The sun came out and shone down on them.A bird was singing, and a warm breeze was blowing through the trees, lifting the heads of the flowers and spreading their fragrance across the trees.An insect was buzzing on its way, doing what insects should do in the afternoon. There was a human voice jumping in the forest, accompanied by two girls who stopped in surprise.I saw Prefect Ford and Arthur Dent lying on the ground. At first glance, they seemed to be in pain, but when I looked again, they were rolling with laughter. "No, don't go," cried Prefect Ford, between gasps, "we've come to keep you company."

"What happened?" asked one of the girls. She was the taller, slender one, and she had been a junior personnel officer on Golga Flintham, but she didn't like that job, Ford kept his emotions in check. "Excuse me," he said, "Hello. My friend and I are thinking about the meaning of life. Just a thought exercise that doesn't matter." "Oh, it's you," said the girl, "you've had a blast this afternoon. You were funny at first, but then you lost your temper." "I'm mad, oh yes." "Yeah, why get mad?" another girl asked.

She is short, round-faced, once an art director for a small ad agency on Golga Flintham, and goes to bed every night deeply grateful to fate, for all the scarcity of the world —whatever problems she has to face when she wakes up in the morning, they will never be a hundred nearly identical pictures of toothpaste commercials again. "Why, do nothing," said Prefect Ford cheerfully. "Come and join us. My name is Ford, and this is Arthur. We're going to do nothing for a while." The girls looked at them suspiciously. "My name is Akita," said the tall one, "this is Meto."

"Hello, Akita; hello, Meto," said Ford. "Can you talk," Meera asked Arthur. "Oh, sure," said Arthur, laughing, "but not as much as Ford." "very good." There was a short silence. "What do you mean," Akita asked, "that it's only two million years old' I don't understand what you're talking about." "Oh, that," said Ford, "forget about it." "It means that this world will be destroyed to make room for a hyperspace interrogation channel." Arthur shrugged, "but that will be two million years later, and it's just that the Vogons are doing what they want to do for the Vogons. It's just what the Gong people have to do."

"Vogon?" Meera asked. "Yes, you won't know about them." "Where do you know all these things?" "It doesn't matter, really, it's like a dream from the past, or from the future," said Arthur, looking off into the distance, laughing. "Your words are crazy, aren't you worried?" Ajida asked. "Listen, forget about that," said Ford, "forget about all this nonsense. It doesn't matter. Look, what a day, enjoy it. The sun, the greenness of the mountains, the river in the valley, and burning trees;" "It's a horrible thing to even dream about:" Meto said, "destroying a world just to build a passage,"

"Oh, I've heard worse," said Ford, "I've read that the seventeenth-dimensional planet Yihao was thrown into a black hole as balls in an intergalactic tavern pool game. 10 billion people died." "It's just crazy," Meera said. "That's enough, and it's only worth 30 points," Ajda and Meera exchanged glances. "Look," said Akita, "there's a party tonight after the committee meeting.
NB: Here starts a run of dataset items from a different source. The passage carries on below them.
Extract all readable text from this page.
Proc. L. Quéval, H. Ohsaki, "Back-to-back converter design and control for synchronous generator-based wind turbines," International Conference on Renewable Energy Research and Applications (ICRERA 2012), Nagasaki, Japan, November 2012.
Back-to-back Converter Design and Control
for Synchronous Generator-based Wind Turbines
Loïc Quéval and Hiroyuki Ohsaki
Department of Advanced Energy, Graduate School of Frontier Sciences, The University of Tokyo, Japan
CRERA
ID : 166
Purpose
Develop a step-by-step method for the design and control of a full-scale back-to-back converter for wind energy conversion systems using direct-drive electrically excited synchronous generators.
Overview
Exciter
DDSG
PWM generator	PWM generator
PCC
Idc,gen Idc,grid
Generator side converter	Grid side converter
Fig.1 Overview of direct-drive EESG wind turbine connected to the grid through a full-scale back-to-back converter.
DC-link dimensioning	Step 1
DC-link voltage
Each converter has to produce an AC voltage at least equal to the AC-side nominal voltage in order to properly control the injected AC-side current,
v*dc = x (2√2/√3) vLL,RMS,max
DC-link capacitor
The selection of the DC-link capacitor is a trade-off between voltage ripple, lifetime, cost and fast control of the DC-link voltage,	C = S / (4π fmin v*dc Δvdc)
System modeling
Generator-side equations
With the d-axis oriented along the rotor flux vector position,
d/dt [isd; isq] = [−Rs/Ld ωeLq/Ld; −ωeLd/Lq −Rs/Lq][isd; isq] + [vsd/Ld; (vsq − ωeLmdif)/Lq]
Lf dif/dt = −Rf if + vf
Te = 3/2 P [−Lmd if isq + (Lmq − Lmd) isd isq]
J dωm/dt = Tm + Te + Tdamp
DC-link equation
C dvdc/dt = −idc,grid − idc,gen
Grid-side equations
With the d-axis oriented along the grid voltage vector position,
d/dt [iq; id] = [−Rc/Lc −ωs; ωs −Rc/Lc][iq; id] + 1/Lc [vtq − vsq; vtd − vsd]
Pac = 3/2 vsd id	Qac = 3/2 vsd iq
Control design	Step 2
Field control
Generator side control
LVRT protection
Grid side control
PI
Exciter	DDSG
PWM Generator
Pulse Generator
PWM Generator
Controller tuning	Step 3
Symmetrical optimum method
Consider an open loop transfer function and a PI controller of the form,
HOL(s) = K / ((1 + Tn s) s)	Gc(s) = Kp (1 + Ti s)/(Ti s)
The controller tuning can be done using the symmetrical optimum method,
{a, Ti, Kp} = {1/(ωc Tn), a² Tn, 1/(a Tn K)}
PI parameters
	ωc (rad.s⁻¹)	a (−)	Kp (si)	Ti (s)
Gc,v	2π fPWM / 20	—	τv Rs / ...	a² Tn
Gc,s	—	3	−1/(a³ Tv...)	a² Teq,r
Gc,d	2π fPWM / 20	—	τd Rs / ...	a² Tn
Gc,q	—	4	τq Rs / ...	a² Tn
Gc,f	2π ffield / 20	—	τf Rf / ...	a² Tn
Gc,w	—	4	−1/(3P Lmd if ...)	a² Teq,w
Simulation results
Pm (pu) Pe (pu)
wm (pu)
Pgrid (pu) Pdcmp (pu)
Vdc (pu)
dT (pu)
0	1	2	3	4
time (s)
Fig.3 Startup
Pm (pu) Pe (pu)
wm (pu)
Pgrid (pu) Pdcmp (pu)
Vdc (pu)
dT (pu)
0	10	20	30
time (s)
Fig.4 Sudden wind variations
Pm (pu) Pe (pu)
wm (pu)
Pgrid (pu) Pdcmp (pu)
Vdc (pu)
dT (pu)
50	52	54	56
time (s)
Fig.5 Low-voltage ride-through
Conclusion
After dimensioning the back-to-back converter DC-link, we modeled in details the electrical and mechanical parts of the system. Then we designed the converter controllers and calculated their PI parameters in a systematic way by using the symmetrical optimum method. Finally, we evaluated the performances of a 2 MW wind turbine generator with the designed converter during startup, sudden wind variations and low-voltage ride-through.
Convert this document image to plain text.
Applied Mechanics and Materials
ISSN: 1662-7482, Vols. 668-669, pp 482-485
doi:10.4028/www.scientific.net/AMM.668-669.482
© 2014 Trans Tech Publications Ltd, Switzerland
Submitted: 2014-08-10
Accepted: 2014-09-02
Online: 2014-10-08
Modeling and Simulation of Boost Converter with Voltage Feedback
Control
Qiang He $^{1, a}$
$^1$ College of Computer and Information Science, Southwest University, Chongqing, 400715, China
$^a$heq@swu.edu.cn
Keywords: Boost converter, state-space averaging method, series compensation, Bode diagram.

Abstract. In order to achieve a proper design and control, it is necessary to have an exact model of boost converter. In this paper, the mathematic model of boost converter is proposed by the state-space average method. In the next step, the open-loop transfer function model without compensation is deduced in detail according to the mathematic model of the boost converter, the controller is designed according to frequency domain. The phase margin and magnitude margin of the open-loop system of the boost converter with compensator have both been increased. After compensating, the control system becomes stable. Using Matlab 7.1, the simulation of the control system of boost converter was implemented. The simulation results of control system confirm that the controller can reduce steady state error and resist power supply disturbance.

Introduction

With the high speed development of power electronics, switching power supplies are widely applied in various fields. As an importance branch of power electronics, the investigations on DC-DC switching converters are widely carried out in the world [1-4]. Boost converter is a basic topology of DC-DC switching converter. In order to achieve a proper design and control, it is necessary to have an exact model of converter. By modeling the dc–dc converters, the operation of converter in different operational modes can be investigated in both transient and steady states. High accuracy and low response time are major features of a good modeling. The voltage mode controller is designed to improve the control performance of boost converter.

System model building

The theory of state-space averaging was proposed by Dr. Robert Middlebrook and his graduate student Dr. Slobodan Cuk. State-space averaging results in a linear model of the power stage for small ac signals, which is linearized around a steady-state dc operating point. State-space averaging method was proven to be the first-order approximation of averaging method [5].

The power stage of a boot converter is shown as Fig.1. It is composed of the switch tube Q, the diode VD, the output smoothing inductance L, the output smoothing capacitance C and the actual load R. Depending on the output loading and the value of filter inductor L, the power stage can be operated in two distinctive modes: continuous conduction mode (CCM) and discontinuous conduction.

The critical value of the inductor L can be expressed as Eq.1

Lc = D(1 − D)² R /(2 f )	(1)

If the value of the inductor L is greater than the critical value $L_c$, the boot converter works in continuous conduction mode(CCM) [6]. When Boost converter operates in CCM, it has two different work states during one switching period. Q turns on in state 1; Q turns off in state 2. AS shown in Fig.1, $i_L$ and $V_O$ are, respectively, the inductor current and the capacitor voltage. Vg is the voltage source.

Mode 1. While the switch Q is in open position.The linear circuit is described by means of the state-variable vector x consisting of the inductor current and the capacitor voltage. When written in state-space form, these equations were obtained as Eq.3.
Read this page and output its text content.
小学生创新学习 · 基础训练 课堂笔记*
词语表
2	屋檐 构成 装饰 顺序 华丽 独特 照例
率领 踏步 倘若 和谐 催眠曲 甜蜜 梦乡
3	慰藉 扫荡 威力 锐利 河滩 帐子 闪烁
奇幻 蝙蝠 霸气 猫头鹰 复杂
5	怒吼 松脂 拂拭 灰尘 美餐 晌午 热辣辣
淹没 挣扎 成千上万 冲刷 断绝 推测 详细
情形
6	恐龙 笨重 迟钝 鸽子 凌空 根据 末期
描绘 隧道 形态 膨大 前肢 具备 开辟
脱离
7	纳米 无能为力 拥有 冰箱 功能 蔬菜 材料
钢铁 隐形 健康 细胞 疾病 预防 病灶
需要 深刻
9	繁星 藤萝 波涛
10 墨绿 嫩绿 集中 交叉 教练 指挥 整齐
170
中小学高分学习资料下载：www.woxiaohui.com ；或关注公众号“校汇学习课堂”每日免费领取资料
You can come with us if you want." "Great," said Ford. "I would," said Arthur. Many hours later Arthur and Meera sat together, watching the moon rise above the dull red light of the burning trees.

"The story about the destruction of the world," Meera began. "Two million years from now, yes." "Listening to you, it's almost the same as straight things," "Yes. I think so, I think I was there." She shook her head in bewilderment. "You're a queer man," she said. "No, I'm very ordinary," said Arthur, "except that some very strange things have happened to me: it is better to say that I have been chosen to undergo these strange experiences. These are not I voluntarily choose." "What about the other world your friend told about? The one that was shot into a black hole like a billiard ball."

"Oh, I don't know, sounds like something from that book." "what book?" Arthur paused '' he said finally. "What book is that?" "Oh, just the one I threw into the river this evening. I don't think I'll need it any more," said Arthur Dent.